The University of New Hampshire, using a different data set than Child Care Aware, has separated out the impact on poorer families. About 1 in 4 families with young children are burdened by the cost of child care, spending more than 10 percent of family income on child care, according to a 2016 report. On average, poor families spend 19.8 percent of their income on child care — more than double the national average, the report said.
Update: A White House official said that Trump meant to refer to the child care costs for poor Americans, specifically a Census Bureau finding issued in 2013 that poorer families making less than $1,500 a month paid nearly 40 percent of their income for child care. The official also cited a 2015 report by the left-leaning Economic Policy Institute that in 500 of 618 select areas around the country, child care costs exceed rent. The report relies on EPI’s family budget calculator, which measures the income families need in order to attain a modest yet adequate standard of living. “Child care costs are particularly high for younger children,” the report said. “In 33 states and the District of Columbia, infant care costs exceed the average cost of in-state college tuition at public 4-year institutions.”
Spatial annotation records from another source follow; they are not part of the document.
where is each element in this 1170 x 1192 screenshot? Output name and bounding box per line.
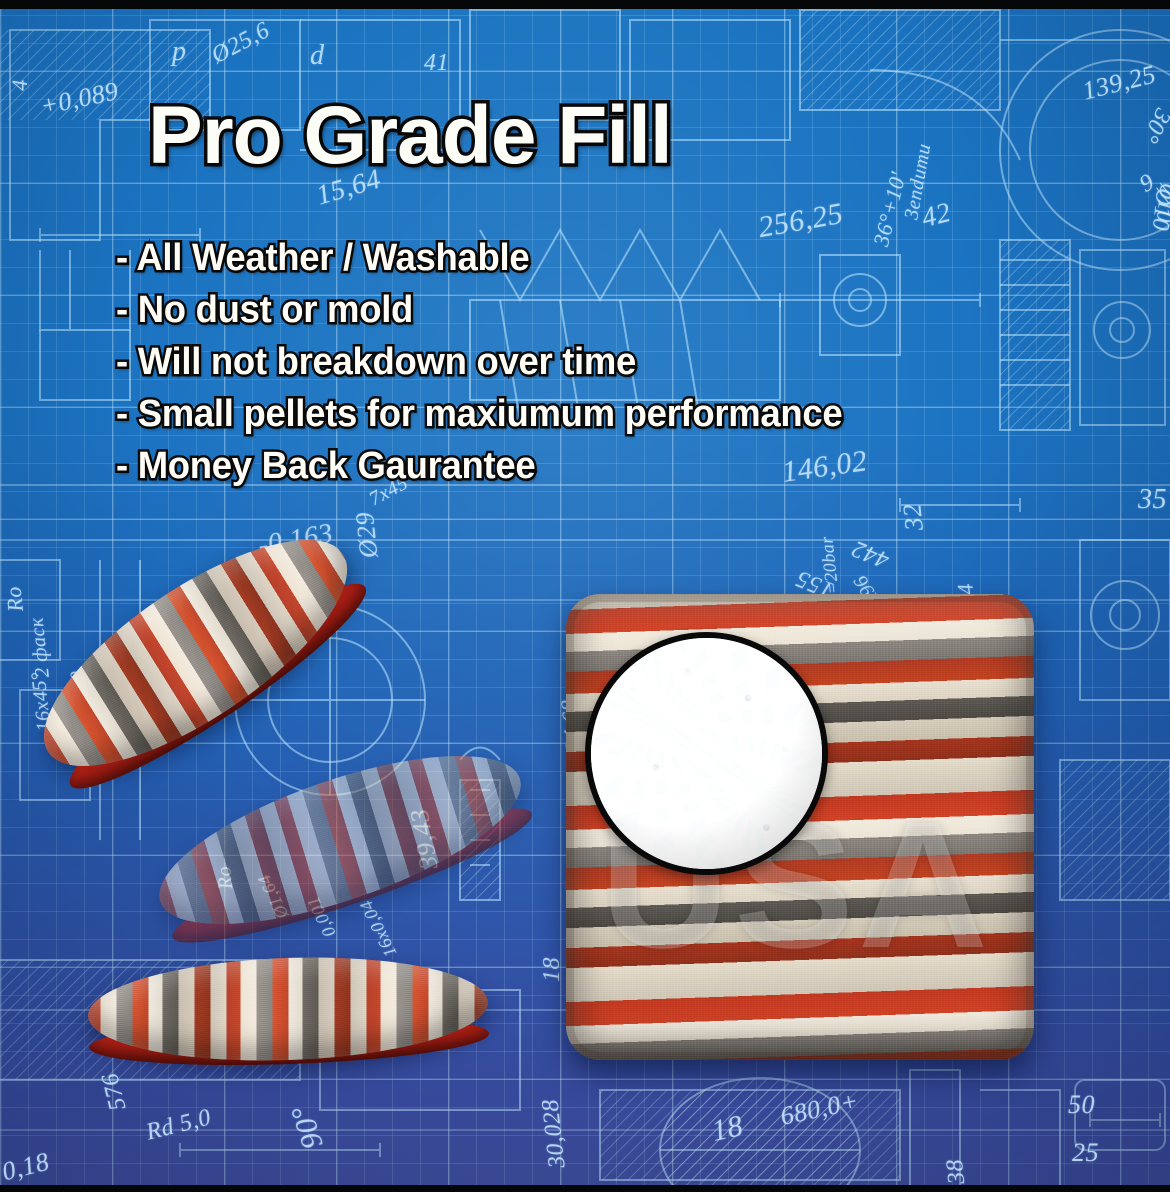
- feature-list-item: - Small pellets for maxiumum performance: [116, 388, 842, 440]
- blueprint-dimension-label: Ø29: [350, 510, 385, 559]
- blueprint-dimension-label: d: [310, 40, 325, 72]
- feature-list-item: - No dust or mold: [116, 284, 842, 336]
- blueprint-dimension-label: 25: [1072, 1138, 1099, 1168]
- feature-list-item: - All Weather / Washable: [116, 232, 842, 284]
- blueprint-dimension-label: 18: [709, 1109, 746, 1149]
- blueprint-dimension-label: p: [172, 36, 187, 68]
- feature-list: - All Weather / Washable- No dust or mol…: [116, 232, 873, 492]
- letterbox-bar-top: [0, 0, 1170, 9]
- pellet-closeup-circle: [585, 632, 828, 875]
- page-title: Pro Grade Fill: [148, 92, 672, 180]
- feature-list-item: - Will not breakdown over time: [116, 336, 842, 388]
- blueprint-dimension-label: 50: [1068, 1090, 1095, 1120]
- blueprint-dimension-label: 18: [539, 957, 566, 982]
- blueprint-dimension-label: 38: [942, 1158, 971, 1186]
- blueprint-dimension-label: 4: [7, 79, 33, 91]
- pellet-circle-shading: [591, 638, 822, 869]
- blueprint-dimension-label: 41: [424, 50, 449, 77]
- blueprint-dimension-label: 35: [1138, 484, 1167, 516]
- blueprint-dimension-label: 32: [897, 502, 930, 532]
- blueprint-dimension-label: Ø10: [1151, 182, 1170, 224]
- blueprint-dimension-label: Ro: [0, 585, 29, 613]
- poster-root: +0,0894pØ25,6d41139,2530°6Ø1015,64256,25…: [0, 0, 1170, 1192]
- feature-list-item: - Money Back Gaurantee: [116, 440, 842, 492]
- letterbox-bar-bottom: [0, 1185, 1170, 1192]
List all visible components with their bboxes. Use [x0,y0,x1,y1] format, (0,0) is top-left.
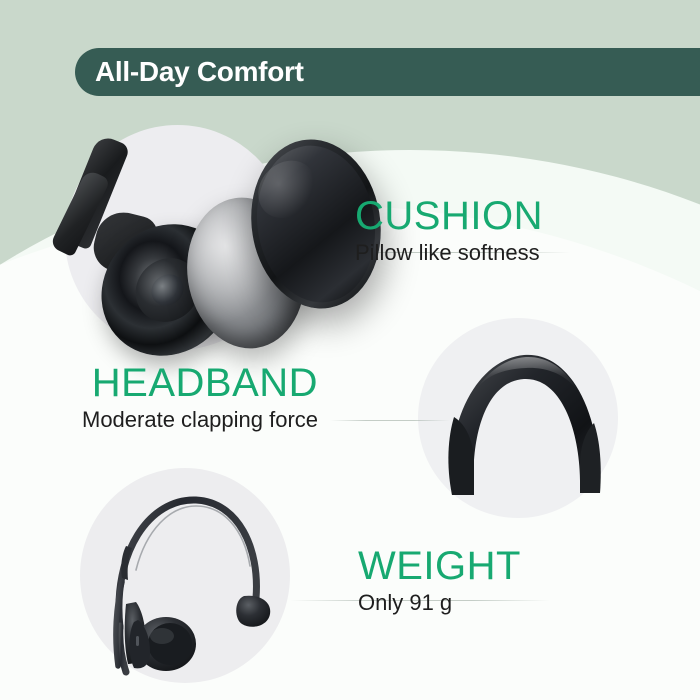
headset-earcup-highlight [150,628,174,644]
feature-block-cushion: CUSHION Pillow like softness [355,195,543,268]
cushion-subtitle: Pillow like softness [355,239,543,268]
section-header-banner: All-Day Comfort [75,48,700,96]
headset-counterweight-nub [236,596,270,627]
headset-side-button [136,636,139,646]
weight-title: WEIGHT [358,545,521,587]
mono-headset-svg [92,478,287,676]
weight-subtitle: Only 91 g [358,589,521,618]
feature-block-weight: WEIGHT Only 91 g [358,545,521,618]
headband-subtitle: Moderate clapping force [82,406,318,435]
headset-earcup-inner [148,623,192,665]
feature-block-headband: HEADBAND Moderate clapping force [82,362,318,435]
headset-mic-tip [121,546,132,580]
headband-arch-photo [430,325,615,510]
cushion-title: CUSHION [355,195,543,237]
mono-headset-photo [92,478,287,676]
headband-arch-svg [430,325,615,510]
exploded-earcup-photo [55,118,355,333]
page-title: All-Day Comfort [75,56,304,88]
headband-title: HEADBAND [82,362,318,404]
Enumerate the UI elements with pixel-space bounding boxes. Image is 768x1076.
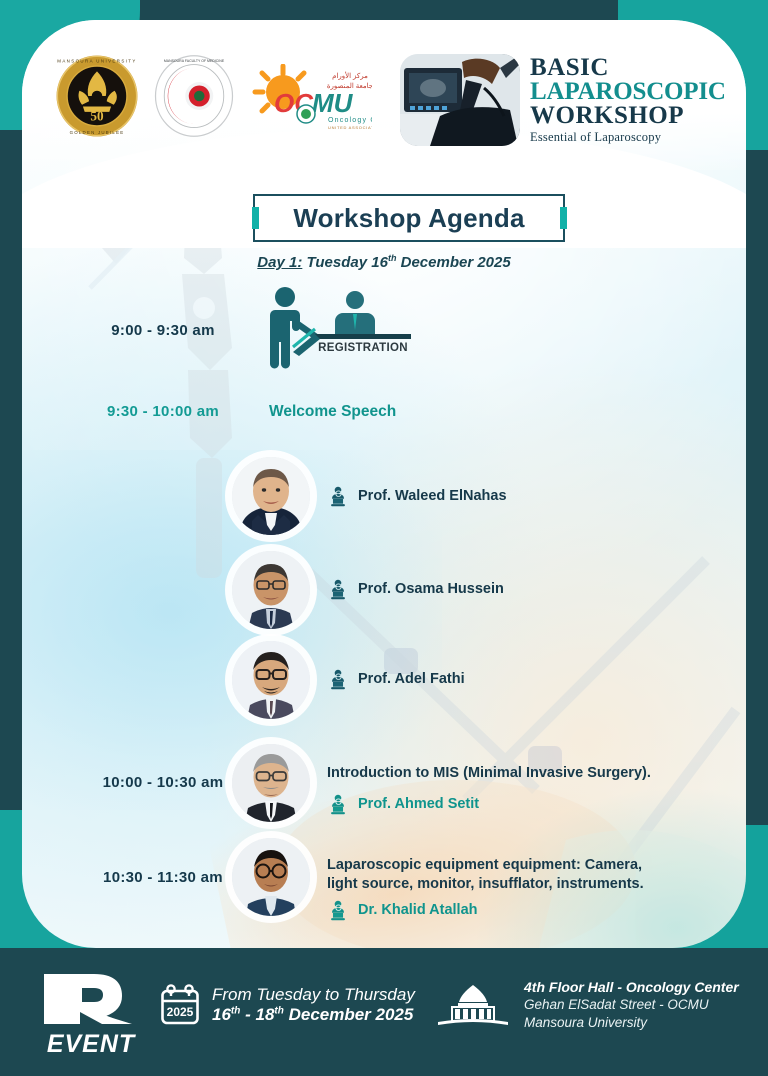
footer-date-day-1-ordinal: th [231, 1005, 240, 1016]
footer-date-day-2: 18 [255, 1005, 274, 1024]
agenda-row-time: 9:00 - 9:30 am [68, 322, 258, 339]
agenda-speaker-row: Prof. Osama Hussein [327, 578, 504, 600]
banner-title-line-2: LAPAROSCOPIC [530, 80, 740, 104]
r-event-logo-text: EVENT [47, 1030, 137, 1058]
banner-title-line-3: WORKSHOP [530, 104, 740, 128]
agenda-row-time: 10:30 - 11:30 am [68, 869, 258, 886]
footer-dates-line-1: From Tuesday to Thursday [212, 985, 415, 1005]
agenda-day-value: Tuesday 16 [307, 254, 388, 271]
banner-subtitle: Essential of Laparoscopy [530, 130, 740, 145]
r-event-logo: EVENT [36, 966, 146, 1058]
podium-speaker-icon [327, 668, 349, 690]
agenda-row-title: Laparoscopic equipment equipment: Camera… [327, 856, 737, 894]
podium-speaker-icon [327, 899, 349, 921]
svg-text:UNITED ASSOCIATION OF SYSTEMS: UNITED ASSOCIATION OF SYSTEMS [328, 125, 372, 130]
agenda-row-title-line-1: Laparoscopic equipment equipment: Camera… [327, 856, 737, 875]
agenda-box-tick-left [252, 207, 259, 229]
agenda-speaker-name: Prof. Osama Hussein [358, 581, 504, 597]
avatar-ahmed-setit [232, 744, 310, 822]
agenda-day-prefix: Day 1: [257, 254, 302, 271]
content-card: 50 MANSOURA UNIVERSITY GOLDEN JUBILEE MA… [22, 20, 746, 948]
podium-speaker-icon [327, 485, 349, 507]
agenda-speaker-name: Prof. Waleed ElNahas [358, 488, 507, 504]
agenda-day-line: Day 1: Tuesday 16th December 2025 [22, 253, 746, 271]
agenda-box-tick-right [560, 207, 567, 229]
footer-date-month: December 2025 [284, 1005, 413, 1024]
footer-venue-line-2: Gehan ElSadat Street - OCMU [524, 996, 739, 1014]
footer-bar: EVENT 2025 From Tuesday to Thursday 16th… [0, 948, 768, 1076]
footer-dates-block: 2025 From Tuesday to Thursday 16th - 18t… [160, 984, 415, 1026]
agenda-row-time: 9:30 - 10:00 am [68, 403, 258, 420]
laparoscopy-operating-room-photo [400, 54, 520, 146]
footer-date-separator: - [240, 1005, 255, 1024]
svg-text:50: 50 [90, 109, 104, 124]
calendar-icon: 2025 [160, 984, 200, 1026]
svg-text:MANSOURA FACULTY OF MEDICINE: MANSOURA FACULTY OF MEDICINE [164, 59, 225, 63]
svg-text:MU: MU [312, 88, 354, 118]
agenda-speaker-row: Prof. Adel Fathi [327, 668, 465, 690]
agenda-speaker-row: Prof. Ahmed Setit [327, 793, 479, 815]
svg-text:مركز الأورام: مركز الأورام [332, 70, 368, 80]
footer-date-day-2-ordinal: th [274, 1005, 283, 1016]
avatar-khalid-atallah [232, 838, 310, 916]
svg-text:MANSOURA UNIVERSITY: MANSOURA UNIVERSITY [57, 59, 136, 64]
mansoura-university-golden-jubilee-logo: 50 MANSOURA UNIVERSITY GOLDEN JUBILEE [53, 52, 141, 140]
podium-speaker-icon [327, 578, 349, 600]
agenda-row-title: Welcome Speech [269, 402, 396, 422]
footer-venue-block: 4th Floor Hall - Oncology Center Gehan E… [434, 978, 739, 1032]
podium-speaker-icon [327, 793, 349, 815]
agenda-speaker-name: Prof. Adel Fathi [358, 671, 465, 687]
svg-text:GOLDEN JUBILEE: GOLDEN JUBILEE [70, 130, 125, 135]
banner-title-line-1: BASIC [530, 56, 740, 80]
agenda-day-suffix: December 2025 [396, 254, 510, 271]
agenda-speaker-row: Dr. Khalid Atallah [327, 899, 478, 921]
registration-icon-label: REGISTRATION [318, 342, 408, 354]
agenda-speaker-name: Dr. Khalid Atallah [358, 902, 478, 918]
footer-date-day-1: 16 [212, 1005, 231, 1024]
page-title: Workshop Agenda [293, 203, 524, 234]
calendar-icon-year: 2025 [167, 1005, 194, 1019]
avatar-waleed-elnahas [232, 457, 310, 535]
avatar-adel-fathi [232, 641, 310, 719]
svg-text:Oncology Center: Oncology Center [328, 117, 372, 124]
ocmu-oncology-center-logo: OC MU مركز الأورام جامعة المنصورة Oncolo… [250, 64, 372, 134]
svg-text:جامعة المنصورة: جامعة المنصورة [327, 82, 372, 90]
agenda-speaker-name: Prof. Ahmed Setit [358, 796, 479, 812]
agenda-row-title: Introduction to MIS (Minimal Invasive Su… [327, 764, 727, 783]
agenda-row-title-line-2: light source, monitor, insufflator, inst… [327, 875, 737, 894]
agenda-speaker-row: Prof. Waleed ElNahas [327, 485, 507, 507]
agenda-title-box: Workshop Agenda [253, 194, 565, 242]
registration-desk-icon: REGISTRATION [263, 286, 415, 372]
agenda-row-time: 10:00 - 10:30 am [68, 774, 258, 791]
poster-root: 50 MANSOURA UNIVERSITY GOLDEN JUBILEE MA… [0, 0, 768, 1076]
building-dome-icon [434, 982, 512, 1028]
avatar-osama-hussein [232, 551, 310, 629]
footer-dates-line-2: 16th - 18th December 2025 [212, 1005, 415, 1025]
footer-venue-line-3: Mansoura University [524, 1014, 739, 1032]
footer-venue-line-1: 4th Floor Hall - Oncology Center [524, 978, 739, 996]
logo-row: 50 MANSOURA UNIVERSITY GOLDEN JUBILEE MA… [22, 20, 746, 160]
faculty-of-medicine-logo: MANSOURA FACULTY OF MEDICINE [153, 54, 235, 138]
workshop-banner-title: BASIC LAPAROSCOPIC WORKSHOP Essential of… [530, 56, 740, 145]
Update, April 28: The University of New Hampshire crunched the data for The Fact Checker and found there was little support for Trump’s statement when looking at average expenses. “At every income quintile measured in the American Community Survey [including the bottom 20 percent], average monthly housing expenses dramatically exceed average child care expenses measured in the Current Population Survey for families of young children who pay for child care,” Mattingly said. However, these are two different surveys, so not directly comparable, and the reported child care costs appear oddly low, she said.
The Pinocchio Test
Trump has highlighted a serious issue — that the high cost of child care is increasingly a burden on American families. In households with two or more children, the cost of day care exceeds the cost of housing in many states. The problem is especially acute for low-income families. The data also does not reflect the impact of parents leaving the workforce because the cost of child care is prohibitive.
As we suspected, Trump slightly flubbed her talking point, as she would have been on more solid ground if she had focused on low-income households or families with small children, not all households. We originally thought this comment would have been worthy of Two Pinocchios. But Trump was speaking off the cuff and we don’t play gotcha here at the Fact Checker, so we will leave this without a rating.